Delta Lingerie tried to snag the Darjeeling brandname for its range of thongs and other intimate things including strappy, itsy-bitsy bras and bikinis. Bold as brass, it tried to peddle its cheekys and spankies in faraway Taiwan, hoping no one would find anything amiss.
That’s when the Tea Board – the guardian of one of India’s most famous geographic appellations – cut up rough.
In December last year, the Tea Board won a major trademark battle with Delta over the latter’s deliberate negligence in naming its negligees after a geographical indication for world-famous black teas grown in India.
The Supreme Administrative Court in Taiwan threw out an appeal by Delta against a ruling that barred it from naming its panties and slips after the Himalayan district where a certain Dr Campbell is believed to have first experimented with tea seeds in his garden. The first commercial tea gardens in the region came up in 1852.
Darjeeling currently has 87 estates producing about 8.8 million kilograms of tea.
“The same company has a high-end boutique in France selling their stuff under the Darjeeling brandname. The issue, however, has not gone to court yet. Legal proceedings are underway,” said a Tea Board source.
Back in 1970, Peter Sellers was raising all the laughs in cinemas across the world while grappling with Goldie Hawn in There's a girl in my soup. But Tea Board chairman MGVK Bhanu had probably never imagined in his wildest dreams that he might one day have to come to grips with a bikini in his teacup.
This isn’t the first time that the Tea Board has been slugging it out in courts to protect the brandname against gross misuse.
According to an industry insider, there have been at least 28 cases that have been settled out of court. For instance, fragrance major Bvlgari had wanted to launch a Darjeeling line of men’s cologne but later withdrew after it faced opposition.
About six years ago, the Tea Board won a landmark battle against a Frenchman Jean Luc Dusong who had used the much-sought-after name to depict goods and services — books, journals, artworks, communication and consultancy.
In this case, the Board had lost the first round of its battle before the Court of the First Instance in Paris. Later, the Court of Appeals in Paris barred Dusong from using the teapot logo with the word Darjeeling as it amounted to a violation of the geographical indication. Dusong was ordered to pay 2000 Euros in costs to the Tea Board.
A geographical indication is a sign or symbol used to indicate that the goods originate from a specific region. But this is cause for a lot of litigation and heart burn: India is battling cases filed by Britain before the World Trade Organisation for failing to stop its whisky makers from passing off their grog as Scotch.

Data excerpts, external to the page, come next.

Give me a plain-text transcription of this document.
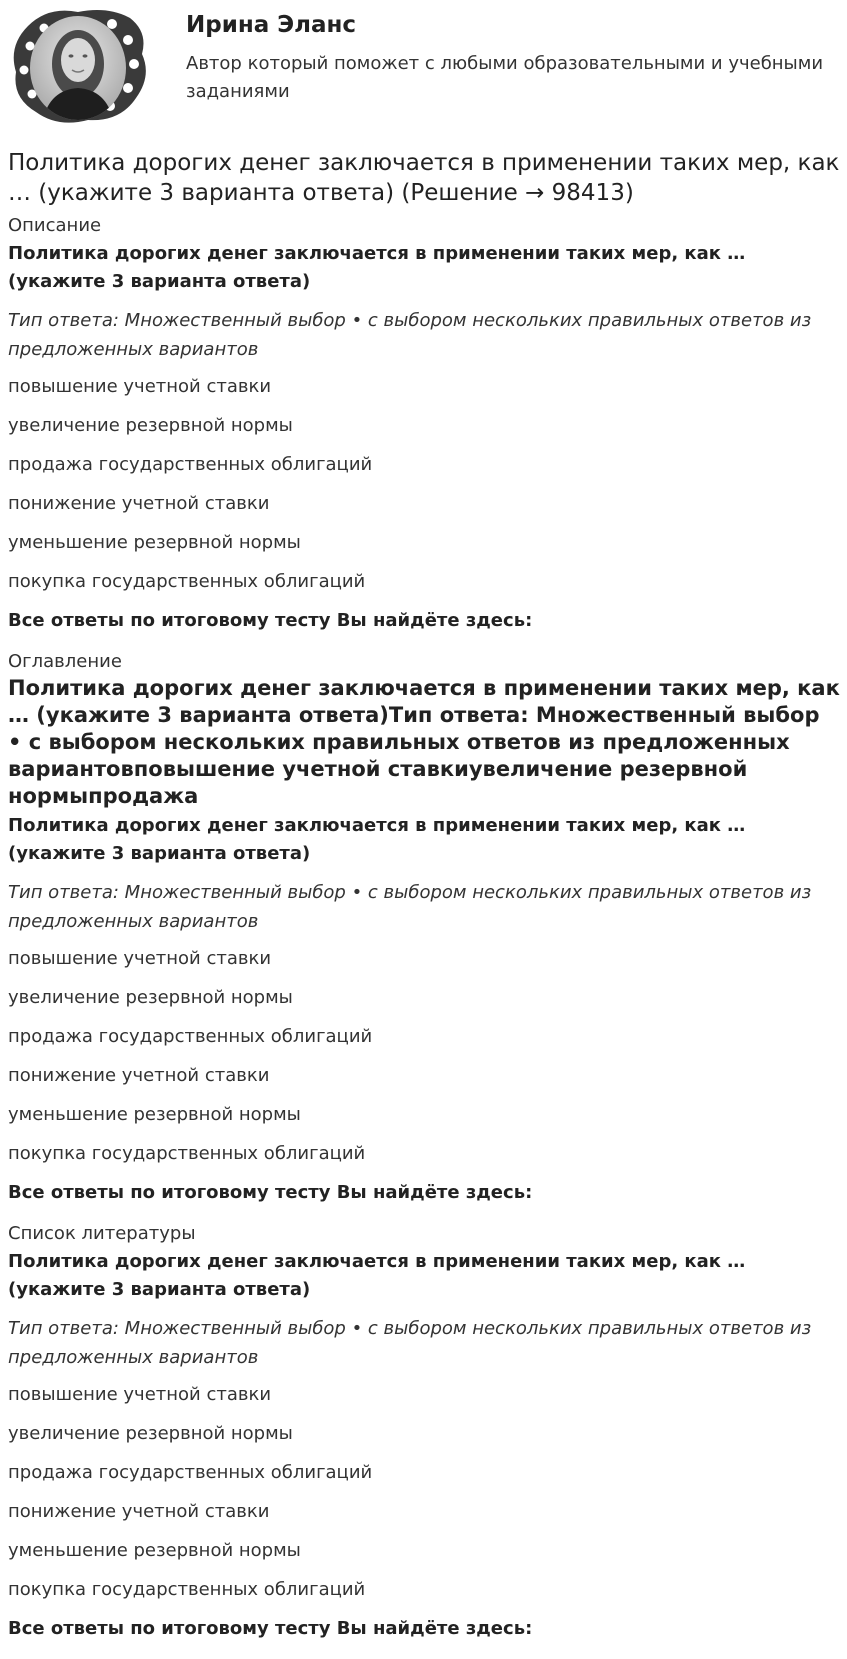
Ирина Эланс
Автор который поможет с любыми образовательными и учебными заданиями
Политика дорогих денег заключается в применении таких мер, как … (укажите 3 варианта ответа) (Решение → 98413)
Описание
Политика дорогих денег заключается в применении таких мер, как … (укажите 3 варианта ответа)
Тип ответа: Множественный выбор • с выбором нескольких правильных ответов из предложенных вариантов
повышение учетной ставки
увеличение резервной нормы
продажа государственных облигаций
понижение учетной ставки
уменьшение резервной нормы
покупка государственных облигаций
Все ответы по итоговому тесту Вы найдёте здесь:
Оглавление
Политика дорогих денег заключается в применении таких мер, как … (укажите 3 варианта ответа)Тип ответа: Множественный выбор • с выбором нескольких правильных ответов из предложенных вариантовповышение учетной ставкиувеличение резервной нормыпродажа
Политика дорогих денег заключается в применении таких мер, как … (укажите 3 варианта ответа)
Тип ответа: Множественный выбор • с выбором нескольких правильных ответов из предложенных вариантов
повышение учетной ставки
увеличение резервной нормы
продажа государственных облигаций
понижение учетной ставки
уменьшение резервной нормы
покупка государственных облигаций
Все ответы по итоговому тесту Вы найдёте здесь:
Список литературы
Политика дорогих денег заключается в применении таких мер, как … (укажите 3 варианта ответа)
Тип ответа: Множественный выбор • с выбором нескольких правильных ответов из предложенных вариантов
повышение учетной ставки
увеличение резервной нормы
продажа государственных облигаций
понижение учетной ставки
уменьшение резервной нормы
покупка государственных облигаций
Все ответы по итоговому тесту Вы найдёте здесь:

France has been equally fierce in protecting its geographical indications (GIs) like Champagne or Bordeaux.
In 1997, a Texas company won a patent in the US that gave it the right to call its long-grain rice lines as basmati. This was eventually revoked after India and Pakistan raised a storm of protest.

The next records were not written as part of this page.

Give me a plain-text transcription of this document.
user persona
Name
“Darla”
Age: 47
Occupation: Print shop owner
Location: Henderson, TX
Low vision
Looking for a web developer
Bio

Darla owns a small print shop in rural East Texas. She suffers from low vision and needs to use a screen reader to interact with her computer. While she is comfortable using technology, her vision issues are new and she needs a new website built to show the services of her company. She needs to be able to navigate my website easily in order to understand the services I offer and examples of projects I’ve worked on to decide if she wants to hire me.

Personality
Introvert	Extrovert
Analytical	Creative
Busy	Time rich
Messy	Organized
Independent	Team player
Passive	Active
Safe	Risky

The Tea Board termed the Taiwan court’s verdict as another victory in protecting Darjeeling as a geographical indication (GI). The GI is currently applicable in 27 countries where the Board reserves the right to stop violation of the name given to the world’s most prized black tea.
“The determinative issue in any opposition proceeding is whether the registration of the mark applied for, is likely to confuse consumers. In this case, this was a concern as the goods of the parties were different—items of clothing versus tea,” the Board said in a statement.

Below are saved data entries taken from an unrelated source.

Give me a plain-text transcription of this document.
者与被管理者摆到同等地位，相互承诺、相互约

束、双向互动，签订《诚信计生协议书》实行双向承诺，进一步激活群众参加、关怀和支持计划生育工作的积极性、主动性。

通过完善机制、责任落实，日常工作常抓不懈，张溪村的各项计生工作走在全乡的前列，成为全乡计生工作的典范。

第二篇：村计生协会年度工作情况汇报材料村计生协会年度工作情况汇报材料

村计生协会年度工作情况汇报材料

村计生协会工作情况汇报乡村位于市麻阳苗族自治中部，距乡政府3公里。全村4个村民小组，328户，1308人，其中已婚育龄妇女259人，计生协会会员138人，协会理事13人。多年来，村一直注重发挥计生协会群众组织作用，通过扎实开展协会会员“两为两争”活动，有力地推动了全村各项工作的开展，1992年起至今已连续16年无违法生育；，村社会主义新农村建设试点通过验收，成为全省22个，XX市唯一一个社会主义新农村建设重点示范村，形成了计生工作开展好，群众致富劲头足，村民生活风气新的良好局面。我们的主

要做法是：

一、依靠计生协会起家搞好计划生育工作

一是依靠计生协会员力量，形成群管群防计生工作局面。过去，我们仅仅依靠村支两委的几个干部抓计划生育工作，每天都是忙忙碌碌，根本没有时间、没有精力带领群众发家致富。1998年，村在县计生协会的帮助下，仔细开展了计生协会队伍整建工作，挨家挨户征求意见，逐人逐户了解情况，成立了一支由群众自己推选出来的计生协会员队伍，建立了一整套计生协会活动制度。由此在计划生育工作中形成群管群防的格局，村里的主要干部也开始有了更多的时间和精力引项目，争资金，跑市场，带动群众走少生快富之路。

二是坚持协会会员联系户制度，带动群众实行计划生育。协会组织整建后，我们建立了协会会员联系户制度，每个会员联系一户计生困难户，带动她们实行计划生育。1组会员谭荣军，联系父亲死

In the particular case, the Supreme Administrative Court of Taiwan upheld the decision of the Taiwan Intellectual Property office and the Intellectual Property Court that the designated goods were different by marks and the relevant consumers may not be confused. But due to the fame that the tea enjoys, the court ruled that the use of the “Darjeeling” brandname on such unrelated goods would dilute and distract the single source indication. It would also diminish the distinctiveness and fame of the teas.
But there’s always a twist in the tail.
The Tea Board might have been successful in protecting its Darjeeling brandname in courts abroad. But last year, it ironically lost a case before the Calcutta high court when it tried to stop deluxe hotel ITC Sonar from naming its executive lounge after Darjeeling. The court ruled that ITC Sonar had named the Darjeeling Lounge in 2003 – two years before the GI Act came into existence. It said the Lounge served beverages other than tea and rejected the argument that it in any way diluted the brandname of India’s most famous tea.